Bad Radon Systems
Poorly Designed Systems
Every system shown here (i.e. the vertical pipe ending partway up the wall) violates one or more EPA radon design standards. As a result, roughly 500,000 picoCuries of radiation per minute is being dumped within a few feet of windows, where it can easily be drawn back into the house. These poorly designed systems may have significantly increased the radiation exposure of the families living in these homes.
These systems were all installed by a Michigan contractor who was finally removed from the EPA's "qualified" list in 1997. He is still in business, and until very recently even continued to advertise his now-invalid EPA ID number. Now he has gone so far as to use the EPA logo on his proposals!
This contractor also claims to hold "every required state and federal license available." FACT: Neither he nor his company holds any kind of radon proficiency certification whatsoever. There is no such thing as a federal license for radon contractors, and the only "required" Michigan license is a builder's (or other trade) license, which his company does not hold.
His promotional materials are filled with disparaging remarks (false and silly) about his competitors, and grand promises ( e.g. a "lifetime" guarantee to keep radon at less than 50% of the EPA guideline). Promises are easy to make; what counts is whether they are honored. One State of Michigan official has gently described his company's record as "less than exemplary," and characterized his sales materials as "deceptive."
Don't let this (or worse) happen to you. Either choose Protech or one of our legitimate competitors.

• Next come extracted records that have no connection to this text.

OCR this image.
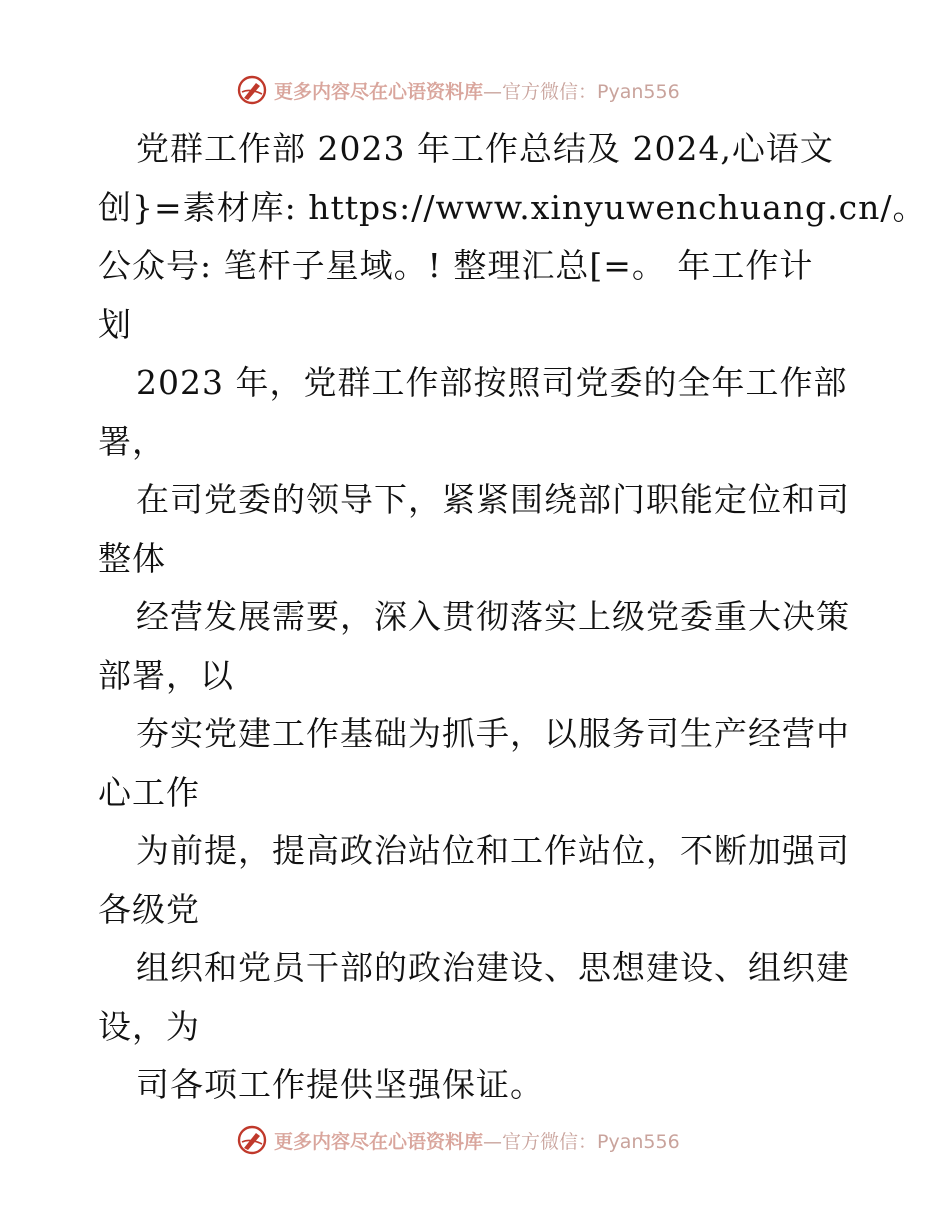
更多内容尽在心语资料库 —官方微信：Pyan556
党群工作部 2023 年工作总结及 2024,心语文
创}=素材库: https://www.xinyuwenchuang.cn/。
公众号: 笔杆子星域。! 整理汇总[=。 年工作计
划
2023 年，党群工作部按照司党委的全年工作部
署，
在司党委的领导下，紧紧围绕部门职能定位和司
整体
经营发展需要，深入贯彻落实上级党委重大决策
部署，以
夯实党建工作基础为抓手，以服务司生产经营中
心工作
为前提，提高政治站位和工作站位，不断加强司
各级党
组织和党员干部的政治建设、思想建设、组织建
设，为
司各项工作提供坚强保证。
更多内容尽在心语资料库 —官方微信：Pyan556
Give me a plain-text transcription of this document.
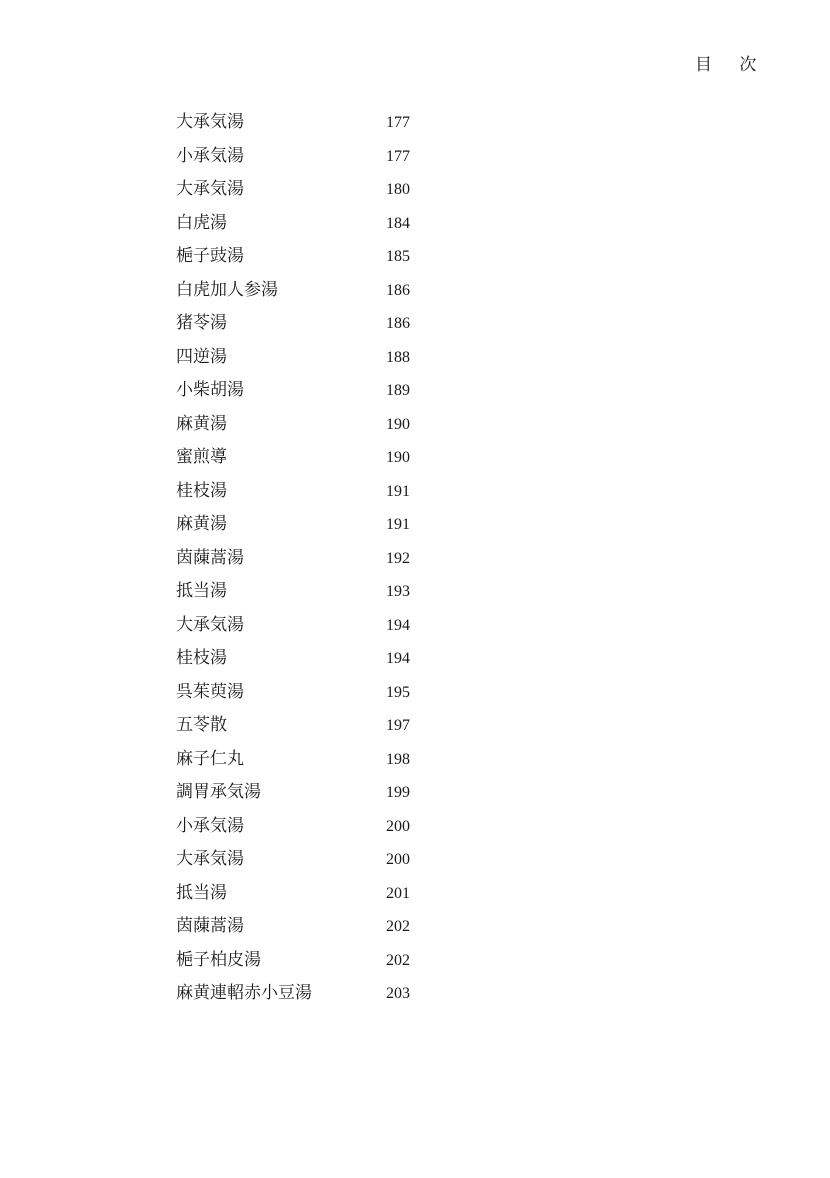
目 次
大承気湯	177
小承気湯	177
大承気湯	180
白虎湯	184
梔子豉湯	185
白虎加人参湯	186
猪苓湯	186
四逆湯	188
小柴胡湯	189
麻黄湯	190
蜜煎導	190
桂枝湯	191
麻黄湯	191
茵蔯蒿湯	192
抵当湯	193
大承気湯	194
桂枝湯	194
呉茱萸湯	195
五苓散	197
麻子仁丸	198
調胃承気湯	199
小承気湯	200
大承気湯	200
抵当湯	201
茵蔯蒿湯	202
梔子柏皮湯	202
麻黄連軺赤小豆湯	203
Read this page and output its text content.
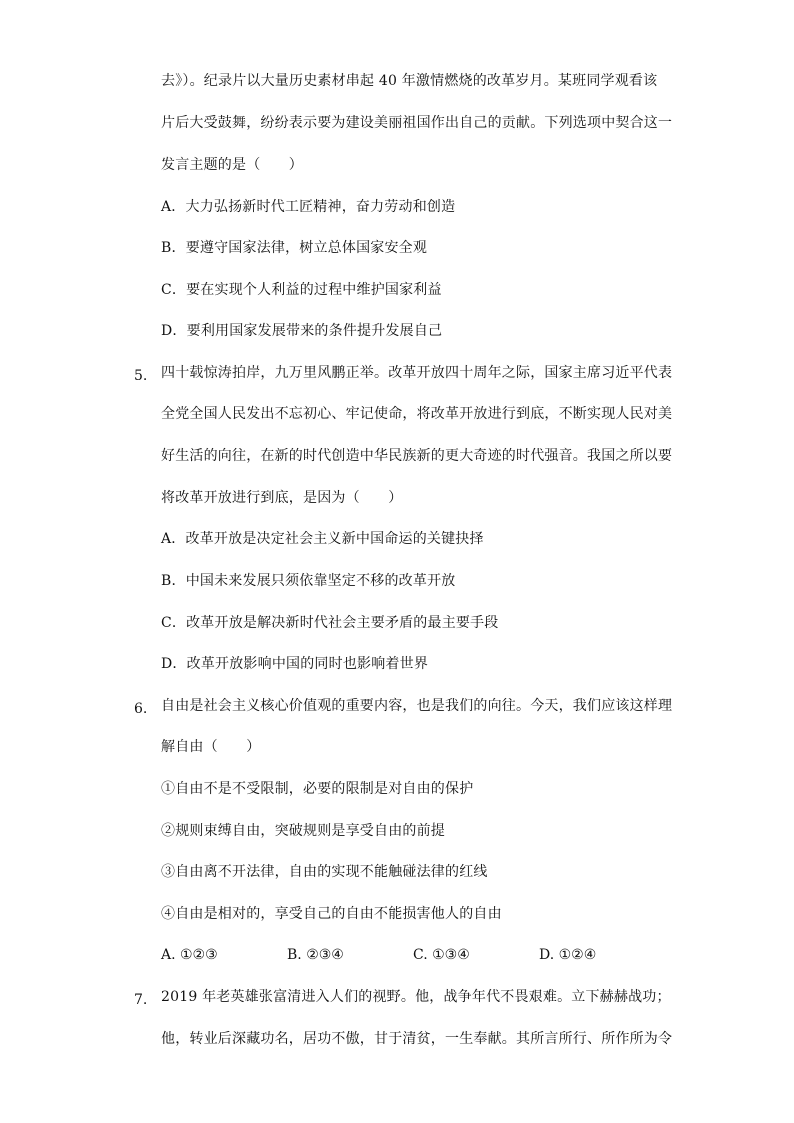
去》）。纪录片以大量历史素材串起 40 年激情燃烧的改革岁月。某班同学观看该
片后大受鼓舞，纷纷表示要为建设美丽祖国作出自己的贡献。下列选项中契合这一
发言主题的是（　　）
A．大力弘扬新时代工匠精神，奋力劳动和创造
B．要遵守国家法律，树立总体国家安全观
C．要在实现个人利益的过程中维护国家利益
D．要利用国家发展带来的条件提升发展自己
5. 四十载惊涛拍岸，九万里风鹏正举。改革开放四十周年之际，国家主席习近平代表
全党全国人民发出不忘初心、牢记使命，将改革开放进行到底，不断实现人民对美
好生活的向往，在新的时代创造中华民族新的更大奇迹的时代强音。我国之所以要
将改革开放进行到底，是因为（　　）
A．改革开放是决定社会主义新中国命运的关键抉择
B．中国未来发展只须依靠坚定不移的改革开放
C．改革开放是解决新时代社会主要矛盾的最主要手段
D．改革开放影响中国的同时也影响着世界
6. 自由是社会主义核心价值观的重要内容，也是我们的向往。今天，我们应该这样理
解自由（　　）
①自由不是不受限制，必要的限制是对自由的保护
②规则束缚自由，突破规则是享受自由的前提
③自由离不开法律，自由的实现不能触碰法律的红线
④自由是相对的，享受自己的自由不能损害他人的自由
A. ①②③	B. ②③④	C. ①③④	D. ①②④
7. 2019 年老英雄张富清进入人们的视野。他，战争年代不畏艰难。立下赫赫战功；
他，转业后深藏功名，居功不傲，甘于清贫，一生奉献。其所言所行、所作所为令
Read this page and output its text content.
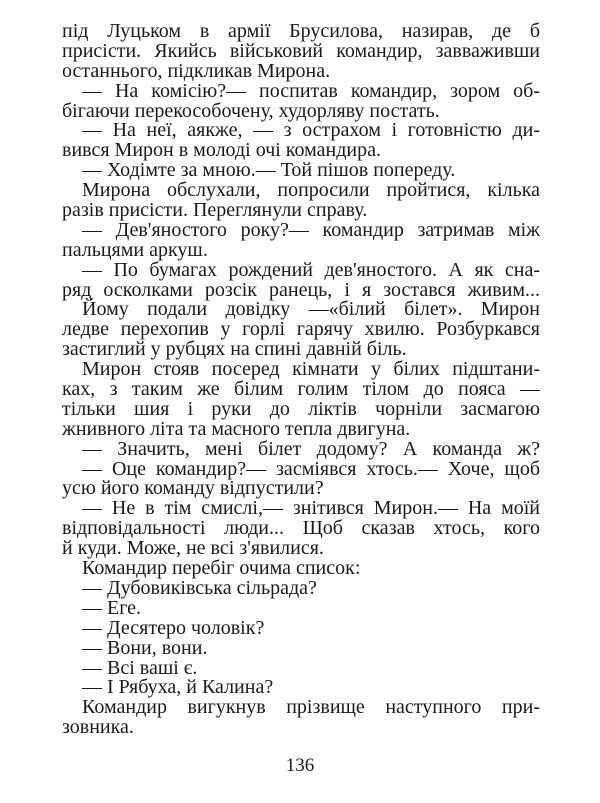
під Луцьком в армії Брусилова, назирав, де б
присісти. Якийсь військовий командир, завваживши
останнього, підкликав Мирона.
— На комісію?— поспитав командир, зором об-
бігаючи перекособочену, худорляву постать.
— На неї, аякже, — з острахом і готовністю ди-
вився Мирон в молоді очі командира.
— Ходімте за мною.— Той пішов попереду.
Мирона обслухали, попросили пройтися, кілька
разів присісти. Переглянули справу.
— Дев'яностого року?— командир затримав між
пальцями аркуш.
— По бумагах рождений дев'яностого. А як сна-
ряд осколками розсік ранець, і я зостався живим...
Йому подали довідку —«білий білет». Мирон
ледве перехопив у горлі гарячу хвилю. Розбуркався
застиглий у рубцях на спині давній біль.
Мирон стояв посеред кімнати у білих підштани-
ках, з таким же білим голим тілом до пояса —
тільки шия і руки до ліктів чорніли засмагою
жнивного літа та масного тепла двигуна.
— Значить, мені білет додому? А команда ж?
— Оце командир?— засміявся хтось.— Хоче, щоб
усю його команду відпустили?
— Не в тім смислі,— знітився Мирон.— На моїй
відповідальності люди... Щоб сказав хтось, кого
й куди. Може, не всі з'явилися.
Командир перебіг очима список:
— Дубовиківська сільрада?
— Еге.
— Десятеро чоловік?
— Вони, вони.
— Всі ваші є.
— І Рябуха, й Калина?
Командир вигукнув прізвище наступного при-
зовника.
136
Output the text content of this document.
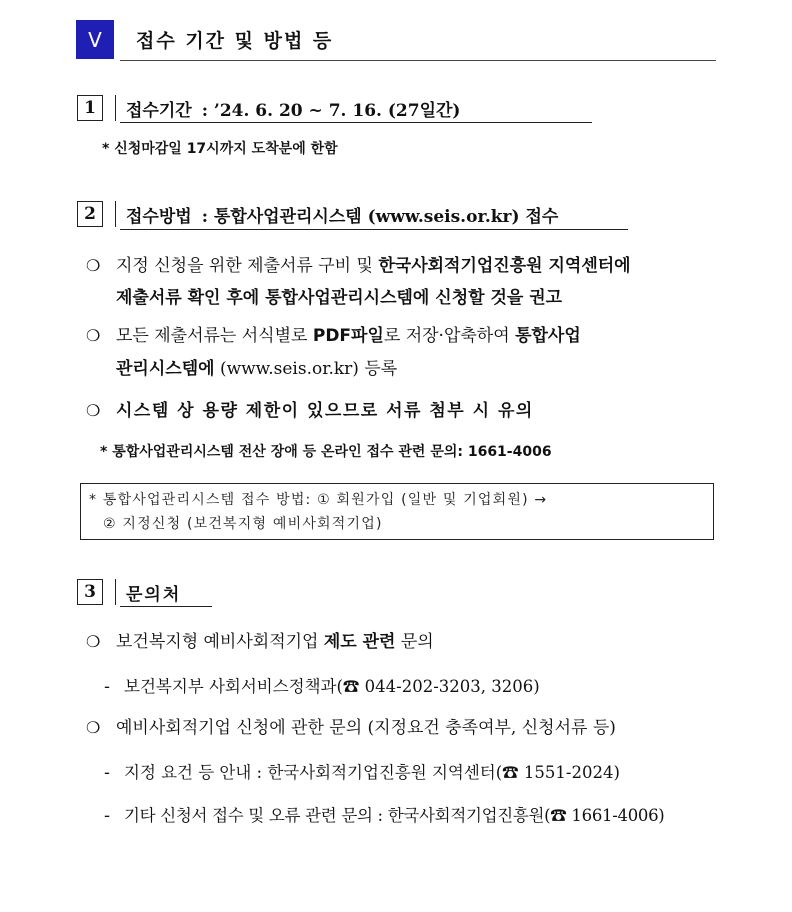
Ⅴ	접수 기간 및 방법 등
1	접수기간 : ’24. 6. 20 ~ 7. 16. (27일간)
* 신청마감일 17시까지 도착분에 한함
2	접수방법 : 통합사업관리시스템 (www.seis.or.kr) 접수
❍ 지정 신청을 위한 제출서류 구비 및 한국사회적기업진흥원 지역센터에
제출서류 확인 후에 통합사업관리시스템에 신청할 것을 권고
❍ 모든 제출서류는 서식별로 PDF파일로 저장·압축하여 통합사업
관리시스템에 (www.seis.or.kr) 등록
❍ 시스템 상 용량 제한이 있으므로 서류 첨부 시 유의
* 통합사업관리시스템 전산 장애 등 온라인 접수 관련 문의: 1661-4006
* 통합사업관리시스템 접수 방법: ① 회원가입 (일반 및 기업회원) →
② 지정신청 (보건복지형 예비사회적기업)
3	문의처
❍ 보건복지형 예비사회적기업 제도 관련 문의
- 보건복지부 사회서비스정책과(☎ 044-202-3203, 3206)
❍ 예비사회적기업 신청에 관한 문의 (지정요건 충족여부, 신청서류 등)
- 지정 요건 등 안내 : 한국사회적기업진흥원 지역센터(☎ 1551-2024)
- 기타 신청서 접수 및 오류 관련 문의 : 한국사회적기업진흥원(☎ 1661-4006)
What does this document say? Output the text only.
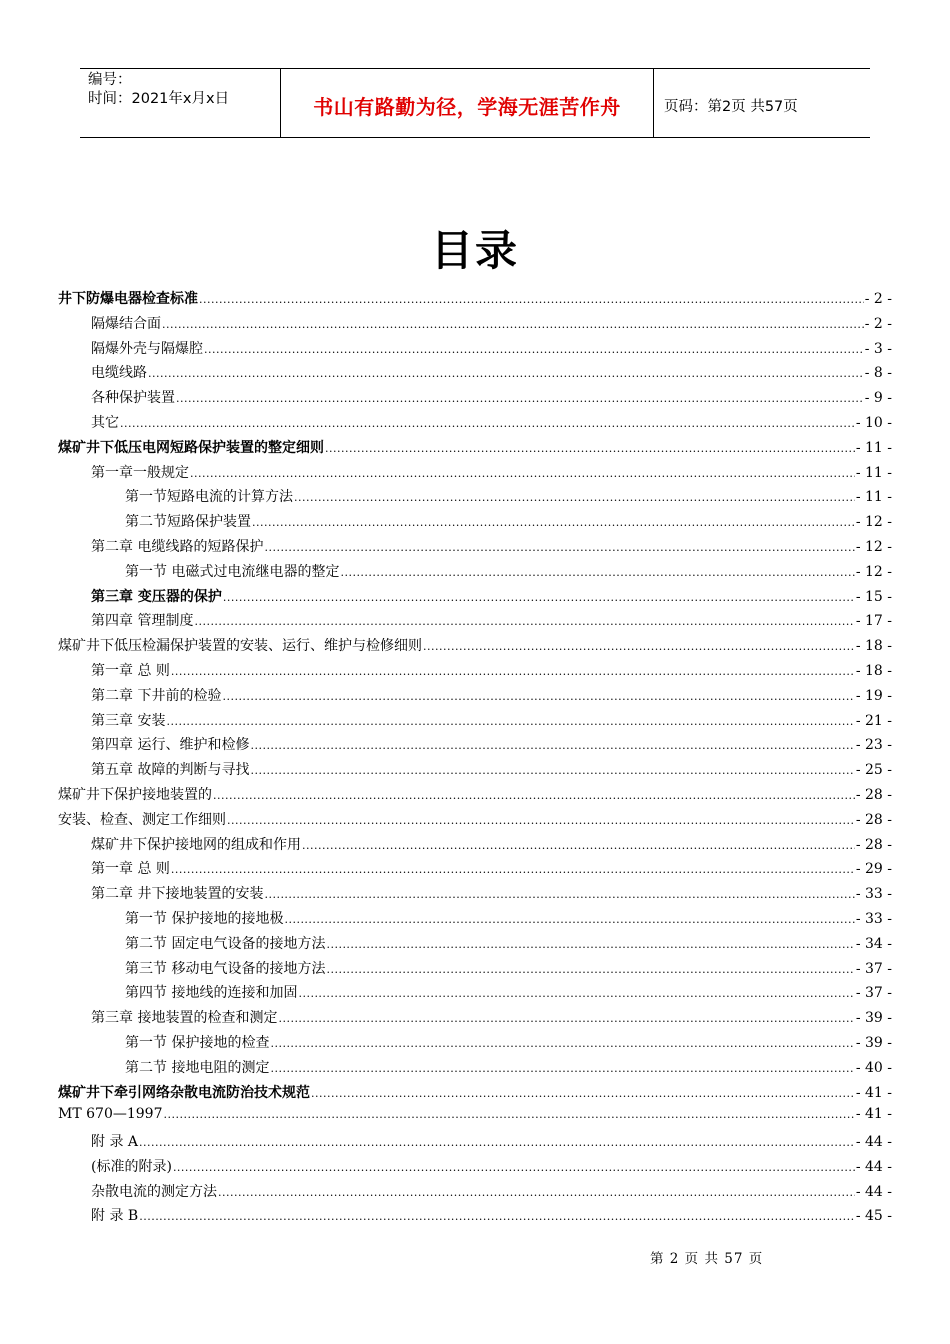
编号：
时间：2021年x月x日	书山有路勤为径，学海无涯苦作舟	页码：第2页 共57页
目录
井下防爆电器检查标准 .....	- 2 -
隔爆结合面 .....	- 2 -
隔爆外壳与隔爆腔 .....	- 3 -
电缆线路 .....	- 8 -
各种保护装置 .....	- 9 -
其它 .....	- 10 -
煤矿井下低压电网短路保护装置的整定细则 .....	- 11 -
第一章一般规定 .....	- 11 -
第一节短路电流的计算方法 .....	- 11 -
第二节短路保护装置 .....	- 12 -
第二章 电缆线路的短路保护 .....	- 12 -
第一节 电磁式过电流继电器的整定 .....	- 12 -
第三章 变压器的保护 .....	- 15 -
第四章 管理制度 .....	- 17 -
煤矿井下低压检漏保护装置的安装、运行、维护与检修细则 .....	- 18 -
第一章 总 则 .....	- 18 -
第二章 下井前的检验 .....	- 19 -
第三章 安装 .....	- 21 -
第四章 运行、维护和检修 .....	- 23 -
第五章 故障的判断与寻找 .....	- 25 -
煤矿井下保护接地装置的 .....	- 28 -
安装、检查、测定工作细则 .....	- 28 -
煤矿井下保护接地网的组成和作用 .....	- 28 -
第一章 总 则 .....	- 29 -
第二章 井下接地装置的安装 .....	- 33 -
第一节 保护接地的接地极 .....	- 33 -
第二节 固定电气设备的接地方法 .....	- 34 -
第三节 移动电气设备的接地方法 .....	- 37 -
第四节 接地线的连接和加固 .....	- 37 -
第三章 接地装置的检查和测定 .....	- 39 -
第一节 保护接地的检查 .....	- 39 -
第二节 接地电阻的测定 .....	- 40 -
煤矿井下牵引网络杂散电流防治技术规范 .....	- 41 -
MT 670—1997 .....	- 41 -
附 录 A .....	- 44 -
(标准的附录) .....	- 44 -
杂散电流的测定方法 .....	- 44 -
附 录 B .....	- 45 -
第 2 页 共 57 页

This system runs through the garage attic instead of up the side of the house, a nice design. Done right, this is called the "hidden fan" option. Unfortunately, the Building Code requires a fire collar around the pvc pipe wherever it penetrates the fire barrier between garage and house. Then if there is ever a fire in the garage, the collar would close and restore the integrity of the fire barrier. The contractor saved about $50 by neglecting this life-saving feature.
The contractor who installed this system thought he was really clever to hide the fan in the basement (see 2nd photo) and to run the pvc pipe inside the chimney.
The second photo shows what it looks like on the inside. The weird contortions were needed to avoid the footings on the chimney ... we guess. See the metal water heater flue in the background? Guess where that goes. Right! Into the same chimney. The city building inspector was not happy, and red-tagged the house. Several hundred dollars later the homeowners were back where they started. With a radon problem. But at least the fire hazard had been removed.
This system conforms in every way to the EPA guidelines. It's the guidelines that are bad, not the system. In harsh winter conditions, the air being pulled from the ground cools before it can be expelled. Remember what happens on the outside of an iced tea glass in Summer? Condensation. In sub-freezing weather, the condensate freezes, and can choke off the exhaust, completely disabling the radon protection. (That's an ice spike at the exhaust.) Solution? EPA should permit ground level exhaust in cold climates.